There is an argument that the capacity building role should be handed over in future to someone like the SIS (better known by the moniker MI6), to recruit and train personnel especially for the role while allowing them to be both more low
key and also go outside the limits of army command and procurement constraints. I leave the merits of that argument to others (at least for now).
The biggest losers in all this are of course the Afghan people.
Abandoned by the west for reasons which remain somewhat unclear, at least in the sense of why suddenly now, the bones of the country have been left to be picked apart by all manner of interested parties. Aside from the obvious candidates of the bordering nations such as Pakistan and China, Afghanistan's geopolitical importance as an asian crossroads will once again come into focus.
Russia is concerned about the potential for violence and terrorism to spill over into its southern sphere of influence, while Sunni ruled countries of the middle east could see it as a potential backdoor into Iran as part of the ever widening and ever more brutal proxy war being fought bewteen Iran and its Arab neighbours.
And, of course, we can only watch on and wait to see if Afghanistan once again becomes a haven for exporting terrorism, the precise thing that we set out to prevent through 'nation building'. That is arguably the saddest element as we close this particular chapter in Afghanistan's history, that everything that was fought for by so many has been for nothing and ultimately led us right back to square one.
Which in turn leads us back to that original elephant in the room; the geopolitics of superpowers and the prospect of American isolationism.
Somewhere in the Pentagon right now some poor sod is likely working on the contingency plan of what to do if America is forced to go back into Afghanistan and repeat the invasion of 2001 in response to another major terrorist attack. The US may be done with Afghanistan, but that doesn't mean Afghanistan is done with the US.

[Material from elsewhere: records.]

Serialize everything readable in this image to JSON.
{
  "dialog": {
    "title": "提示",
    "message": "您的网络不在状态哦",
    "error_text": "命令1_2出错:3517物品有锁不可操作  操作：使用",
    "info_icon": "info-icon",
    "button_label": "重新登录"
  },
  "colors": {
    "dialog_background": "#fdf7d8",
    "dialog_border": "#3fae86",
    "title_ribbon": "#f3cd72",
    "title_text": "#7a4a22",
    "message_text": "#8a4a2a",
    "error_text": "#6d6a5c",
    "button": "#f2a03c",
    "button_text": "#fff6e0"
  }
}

And despite the almost unseemly rush for the US and others to denounce nation building and the whole concept of Counter Insurgency (COIN) operations, it remains more of an optimistic hope rather than a credible plan that there will be no more insurgencies in critical nations that need countering. Indeed, great danger lies in the assumption that Afghanistan will be the last conflict of its kind. This is precisely the sort of attitude and lack of forward planning that leads nations to stumble into an insurgency of their own making, as happened in Iraq in 2003.